Ist es als Bürgermeister einer kleineren Kommune eigentlich einfacher, diese Aufgaben zu bewältigen, als es beispielsweise für Ihre Kolleginnen und Kollegen in Großstädten ist?

Goffart: Als kleinere Kommune habe ich gegenüber einer Großstadt den Vorteil, dass ich Menschen leichter dezentral unterbringen kann und sie nicht so sehr auf sich allein gestellt sind. Auf dem Land funktioniert es meist noch, dass Nachbarn „Guten Tag“ sagen und auch mal helfen, Flüchtlinge zu unterstützen. In Aachen haben wir damals gemerkt, dass es immer schwieriger wurde, solche Ansprechpartner in der Nachbarschaft zu finden, je städtischer es wurde. 

 

Wie steht es generell um die Hilfsbereitschaft?

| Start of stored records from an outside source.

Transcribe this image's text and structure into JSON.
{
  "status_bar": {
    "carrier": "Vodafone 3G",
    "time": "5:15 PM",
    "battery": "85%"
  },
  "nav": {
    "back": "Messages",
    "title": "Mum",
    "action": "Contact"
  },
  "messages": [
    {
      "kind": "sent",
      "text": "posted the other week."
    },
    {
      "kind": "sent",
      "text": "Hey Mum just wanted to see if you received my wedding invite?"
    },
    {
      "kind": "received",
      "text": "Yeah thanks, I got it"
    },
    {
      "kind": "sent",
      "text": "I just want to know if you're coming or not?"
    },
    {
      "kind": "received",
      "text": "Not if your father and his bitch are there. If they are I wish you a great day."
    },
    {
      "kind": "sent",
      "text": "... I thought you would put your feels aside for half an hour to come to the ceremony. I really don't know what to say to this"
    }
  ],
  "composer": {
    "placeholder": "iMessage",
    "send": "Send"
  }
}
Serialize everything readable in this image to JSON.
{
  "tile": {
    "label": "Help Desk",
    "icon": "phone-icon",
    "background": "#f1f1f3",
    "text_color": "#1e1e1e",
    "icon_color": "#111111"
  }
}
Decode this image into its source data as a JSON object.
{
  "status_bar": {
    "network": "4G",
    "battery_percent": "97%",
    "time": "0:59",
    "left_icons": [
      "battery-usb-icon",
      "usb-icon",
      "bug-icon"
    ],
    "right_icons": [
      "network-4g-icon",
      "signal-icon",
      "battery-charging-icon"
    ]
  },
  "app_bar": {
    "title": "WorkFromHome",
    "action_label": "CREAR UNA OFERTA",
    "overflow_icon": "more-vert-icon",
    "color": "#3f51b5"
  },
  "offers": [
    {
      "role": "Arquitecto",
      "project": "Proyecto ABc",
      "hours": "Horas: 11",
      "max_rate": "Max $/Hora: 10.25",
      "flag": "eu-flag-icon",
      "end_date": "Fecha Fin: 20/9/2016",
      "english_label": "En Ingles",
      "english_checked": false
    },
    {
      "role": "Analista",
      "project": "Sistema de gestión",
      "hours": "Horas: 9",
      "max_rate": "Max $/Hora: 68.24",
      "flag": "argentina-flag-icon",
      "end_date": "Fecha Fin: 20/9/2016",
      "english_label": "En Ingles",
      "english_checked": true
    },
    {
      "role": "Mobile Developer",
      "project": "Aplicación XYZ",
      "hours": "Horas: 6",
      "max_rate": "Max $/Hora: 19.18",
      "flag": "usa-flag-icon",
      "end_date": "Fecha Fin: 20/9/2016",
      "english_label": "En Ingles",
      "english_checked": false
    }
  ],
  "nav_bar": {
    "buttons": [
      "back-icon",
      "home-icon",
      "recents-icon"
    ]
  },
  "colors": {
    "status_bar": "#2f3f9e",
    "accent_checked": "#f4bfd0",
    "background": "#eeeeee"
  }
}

Goffart: Die Hilfsbereitschaft ist gesunken, aber nach wie vor da. Bei uns bedarf es dafür gar keiner besonderen Organisation. Wenn in der Nebenwohnung jemand einzieht, kommen Nachbarn ins Gespräch. Es ist wesentlich einfacher als in der Stadt, weil nicht alles so anonym ist.

Zur Person

Bernd Goffart (58 Jahre) ist seit 2020 Bürgermeister der Gemeinde Simmerath. Der Diplom-Verwaltungswirt war zuvor als Führungskraft bei der Stadt Aachen tätig, beispielsweise von 2015 bis 2017 als Leiter des Sonderteams Geflüchtete. Vor seiner Wahl zum Bürgermeister baute er als Leiter der Stabsstelle den Bevölkerungsschutz in der Stadt Aachen wieder auf.  
Bernd Goffart ist verheiratet, hat zwei Kinder und lebt mit seiner Familie in Kesternich. Kommunalpolitisch ist Goffart bereits seit über 20 Jahren aktiv. Er sitzt seit 2004 im Gemeinderat und war seit 2009 1. stellvertretender Bürgermeister.